Islip Town supervisor Angie Carpenter and Suffolk County executive Steve Bellone were joined by community leaders and elected officials in a groundbreaking ceremony on a long-awaited project that …
Islip Town supervisor Angie Carpenter and Suffolk County executive Steve Bellone were joined by community leaders and elected officials in a groundbreaking ceremony on a long-awaited project that will connect the Lexington Village Condominium complex to the Suffolk County sewer system.
The $4.3 million project will connect the 170-unit housing complex, located in an environmental justice community, to the Suffolk County Sewer District No. 3 Southwest.

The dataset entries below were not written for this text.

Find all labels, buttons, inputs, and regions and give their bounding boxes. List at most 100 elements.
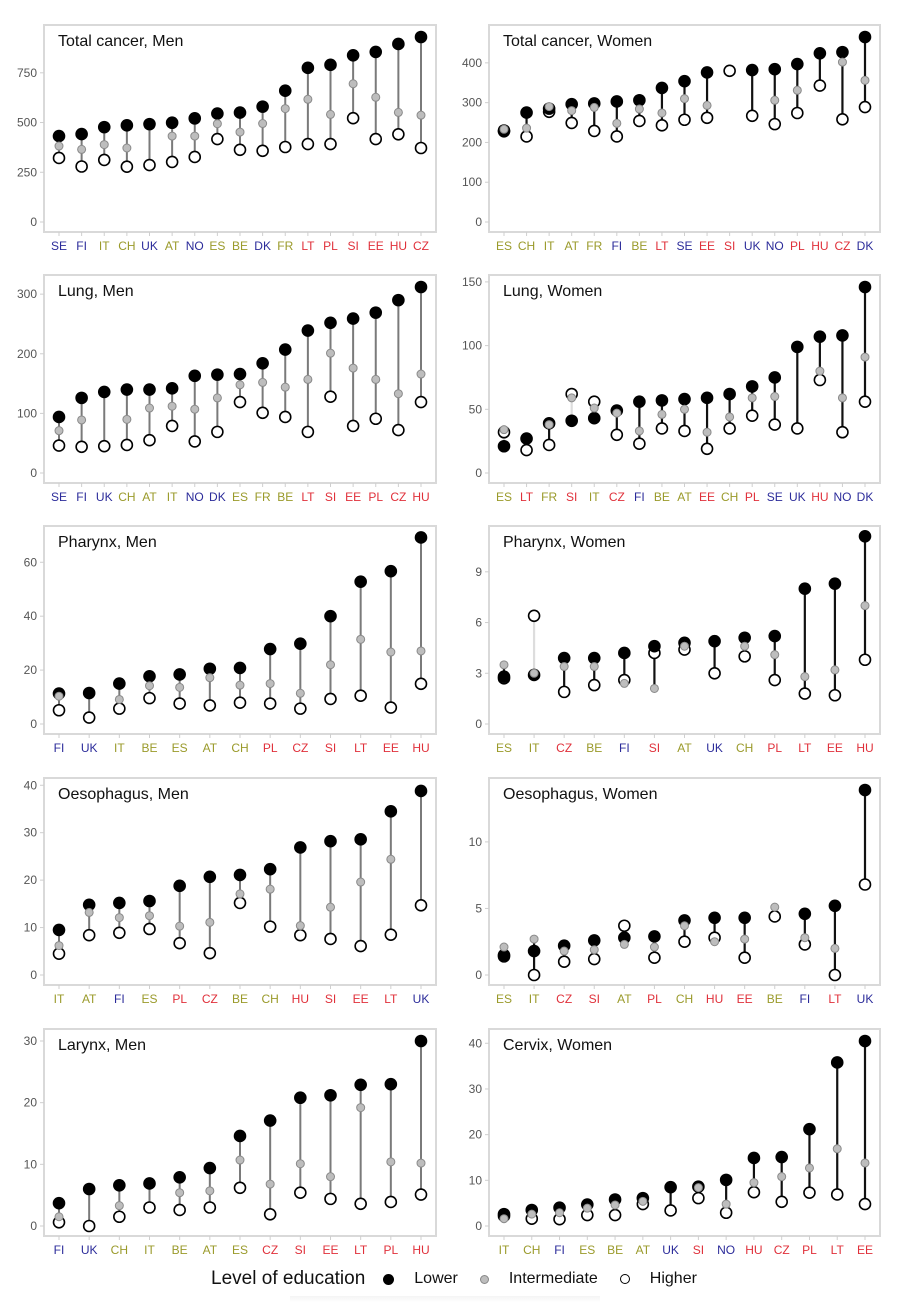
point-lower-hu <box>858 530 872 543</box>
point-lower-uk <box>97 385 111 399</box>
legend-item-higher: Higher <box>619 1270 697 1288</box>
y-tick-label: 250 <box>17 165 37 179</box>
point-lower-ee <box>828 577 842 590</box>
x-tick-label-ch: CH <box>523 1243 540 1257</box>
chart-panel-lung-women: 0 50 100 150 Lung, Women ES LT FR SI IT CZ FI BE AT EE… <box>462 274 881 504</box>
panel-title: Lung, Men <box>58 283 134 300</box>
x-tick-label-ee: EE <box>737 992 753 1006</box>
point-higher-se <box>52 151 66 165</box>
y-tick-label: 3 <box>475 666 482 680</box>
x-tick-label-uk: UK <box>81 741 98 755</box>
x-tick-label-fi: FI <box>619 741 630 755</box>
point-intermediate-dk <box>212 393 222 403</box>
point-higher-dk <box>858 395 872 408</box>
x-tick-label-es: ES <box>141 992 157 1006</box>
point-lower-fi <box>75 391 88 405</box>
point-lower-fr <box>256 357 269 370</box>
point-higher-ee <box>369 132 383 146</box>
x-tick-label-ee: EE <box>345 490 361 504</box>
plot-frame <box>488 24 881 233</box>
point-intermediate-si <box>326 902 335 912</box>
point-intermediate-be <box>235 889 245 899</box>
point-higher-hu <box>414 1188 428 1201</box>
point-lower-at <box>203 1161 217 1175</box>
point-intermediate-at <box>84 907 94 917</box>
x-tick-label-be: BE <box>172 1243 188 1257</box>
y-tick-label: 60 <box>24 555 38 569</box>
point-higher-pl <box>648 951 661 964</box>
point-lower-lt <box>830 1056 844 1069</box>
point-intermediate-ch <box>114 1201 124 1211</box>
point-higher-fi <box>75 160 88 173</box>
x-tick-label-lt: LT <box>301 490 315 504</box>
point-higher-hu <box>747 1185 761 1199</box>
point-intermediate-hu <box>749 1178 759 1188</box>
x-tick-label-uk: UK <box>96 490 113 504</box>
point-higher-no <box>188 150 202 164</box>
point-higher-cz <box>610 428 624 442</box>
point-lower-ch <box>113 1179 126 1192</box>
point-intermediate-lt <box>356 634 366 644</box>
x-tick-label-es: ES <box>496 741 512 755</box>
point-intermediate-fr <box>258 377 268 387</box>
point-higher-dk <box>858 100 872 114</box>
x-tick-label-uk: UK <box>857 992 874 1006</box>
point-higher-uk <box>82 1219 96 1233</box>
point-higher-ee <box>354 939 367 953</box>
y-tick-label: 0 <box>30 1219 37 1233</box>
x-tick-label-fr: FR <box>541 490 557 504</box>
point-higher-it <box>97 153 111 167</box>
x-tick-label-hu: HU <box>412 490 429 504</box>
y-tick-label: 0 <box>475 968 482 982</box>
y-tick-label: 30 <box>24 1034 38 1048</box>
point-intermediate-cz <box>205 917 215 927</box>
x-tick-label-lt: LT <box>520 490 534 504</box>
x-tick-label-be: BE <box>141 741 157 755</box>
point-intermediate-hu <box>710 937 720 947</box>
point-intermediate-fr <box>544 420 554 430</box>
point-lower-lt <box>655 81 669 95</box>
point-higher-cz <box>392 423 405 437</box>
point-intermediate-be <box>657 409 667 419</box>
point-intermediate-si <box>295 1159 305 1169</box>
higher-education-marker-icon <box>619 1274 630 1284</box>
x-tick-label-fr: FR <box>586 239 602 253</box>
point-lower-uk <box>664 1180 677 1194</box>
point-intermediate-cz <box>393 389 403 399</box>
y-tick-label: 40 <box>469 1036 483 1050</box>
point-lower-es <box>143 894 156 908</box>
point-intermediate-fi <box>619 678 629 688</box>
point-intermediate-si <box>326 348 335 358</box>
chart-svg: 0 20 40 60 Pharynx, Men FI UK IT BE ES AT CH PL CZ SI L… <box>24 525 437 755</box>
point-lower-ee <box>700 66 714 79</box>
point-lower-no <box>719 1173 733 1187</box>
x-tick-label-si: SI <box>325 741 336 755</box>
point-intermediate-si <box>693 1183 703 1193</box>
x-tick-label-be: BE <box>277 490 293 504</box>
point-higher-at <box>143 433 156 447</box>
point-intermediate-fi <box>77 144 87 154</box>
point-higher-ch <box>723 422 736 435</box>
point-lower-no <box>188 369 202 383</box>
point-lower-lt <box>828 899 842 913</box>
point-lower-ch <box>520 106 533 119</box>
point-higher-uk <box>745 109 759 123</box>
point-higher-lt <box>354 689 367 702</box>
point-lower-cz <box>775 1150 788 1164</box>
x-tick-label-lt: LT <box>655 239 669 253</box>
plot-frame <box>488 525 881 735</box>
point-lower-fi <box>113 896 126 910</box>
point-higher-no <box>768 117 782 131</box>
y-tick-label: 100 <box>462 339 482 353</box>
point-lower-es <box>173 668 186 681</box>
point-lower-ch <box>120 119 134 132</box>
point-higher-fi <box>113 926 126 940</box>
panel-title: Larynx, Men <box>58 1037 146 1054</box>
x-tick-label-it: IT <box>54 992 65 1006</box>
x-tick-label-ch: CH <box>518 239 535 253</box>
point-higher-se <box>52 439 66 452</box>
plot-frame <box>488 1028 881 1237</box>
point-lower-dk <box>858 30 872 44</box>
y-tick-label: 750 <box>17 66 37 80</box>
chart-panel-oesophagus-men: 0 10 20 30 40 Oesophagus, Men IT AT FI ES PL CZ BE CH… <box>24 777 437 1006</box>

“This project is a shining example of intergovernmental cooperation. As elected officials, it is our responsibility to ensure that everyone enjoys a standard of living and quality of life. This sewer connection addresses an environmental concern by cleaning up the water being discharged into the ground and provides a more sustainable development. It also puts an end to trying to maintain the current failing system, which had been a costly and untenable expense for residents,” said Carpenter.
Suffolk County and the Town of Islip are each contributing $700,000 in funding to allow the project to move forward after initial bids for the project came in higher than anticipated. The entirety of the project will be covered through municipal funding and will not be passed along to Lexington Village, where the majority of residents receive public assistance.

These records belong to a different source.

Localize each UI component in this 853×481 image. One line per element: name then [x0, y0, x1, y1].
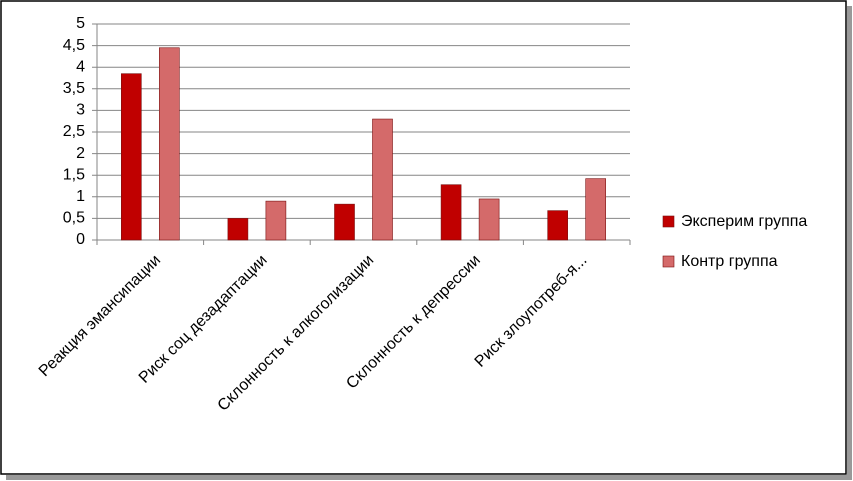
bar	[265, 200, 287, 241]
bar	[227, 218, 249, 241]
y-tick-label: 5	[76, 15, 85, 32]
y-tick-label: 1,5	[63, 166, 85, 183]
legend-swatch	[662, 255, 675, 268]
bar	[121, 73, 142, 241]
y-tick-label: 0,5	[63, 210, 85, 227]
y-tick-label: 2,5	[63, 123, 85, 140]
legend-label: Контр группа	[681, 253, 778, 270]
frame-shadow	[847, 6, 852, 478]
y-tick-label: 4	[76, 58, 85, 75]
bar	[334, 203, 355, 241]
bar	[372, 118, 393, 241]
y-tick-label: 3	[76, 102, 85, 119]
frame-shadow	[6, 475, 852, 480]
bar	[547, 210, 569, 241]
bar	[585, 178, 607, 241]
legend-label: Эксперим группа	[681, 213, 807, 230]
y-tick-label: 3,5	[63, 80, 85, 97]
y-tick-label: 4,5	[63, 37, 85, 54]
legend-swatch	[662, 215, 675, 228]
bar	[478, 198, 500, 241]
bar	[159, 47, 180, 241]
y-tick-label: 1	[76, 188, 85, 205]
bar	[440, 184, 462, 241]
y-tick-label: 0	[76, 231, 85, 248]
y-tick-label: 2	[76, 145, 85, 162]
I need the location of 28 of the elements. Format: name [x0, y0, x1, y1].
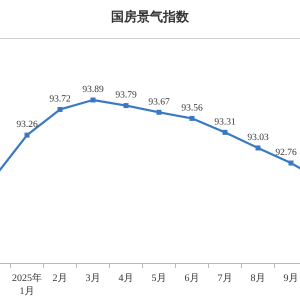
data-label: 93.56	[181, 103, 203, 114]
x-tick-label: 2025年 1月	[12, 272, 42, 297]
point	[222, 130, 228, 135]
point	[190, 116, 194, 121]
point	[288, 160, 294, 166]
data-label: 93.67	[148, 97, 170, 108]
x-tick-label: 5月	[152, 273, 166, 284]
x-tick-label: 2月	[52, 273, 68, 284]
point	[90, 98, 96, 102]
x-tick-label: 8月	[250, 273, 266, 284]
data-label: 93.79	[115, 90, 137, 101]
data-label: 93.72	[49, 94, 71, 104]
point	[124, 103, 128, 108]
point	[24, 132, 30, 138]
data-label: 93.03	[247, 132, 269, 143]
data-label: 93.89	[82, 85, 104, 95]
data-label: 92.76	[275, 148, 297, 158]
data-label: 93.26	[16, 120, 38, 130]
x-tick-label: 6月	[184, 273, 200, 284]
chart-title: 国房景气指数	[111, 9, 190, 25]
x-tick-label: 9月	[284, 273, 298, 284]
point	[58, 106, 62, 112]
point	[156, 110, 162, 115]
x-tick-label: 4月	[118, 273, 134, 284]
x-tick-label: 7月	[218, 273, 232, 284]
x-tick-label: 3月	[86, 273, 100, 284]
data-label: 93.31	[214, 117, 236, 128]
point	[256, 145, 260, 150]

“The groundbreaking at Lexington Village highlights the significant progress we have made to take historic measures in order to reclaim our water and improve our wastewater infrastructure throughout all our communities in Suffolk County,” said Bellone. “This project is a result of community-based planning and collaborative partnerships. I thank supervisor Carpenter and the Town of Islip for their unwavering commitment to enhance the quality of life and provide much needed relief for the residents of Lexington Village.”
The project entails the decommissioning, demolishing, and removal of the property’s existing sewage treatment plan, and will redirect the system to a nearby sewage pump station, connecting to the county’s sewer system. Construction of the project is expected to take approximately eight months.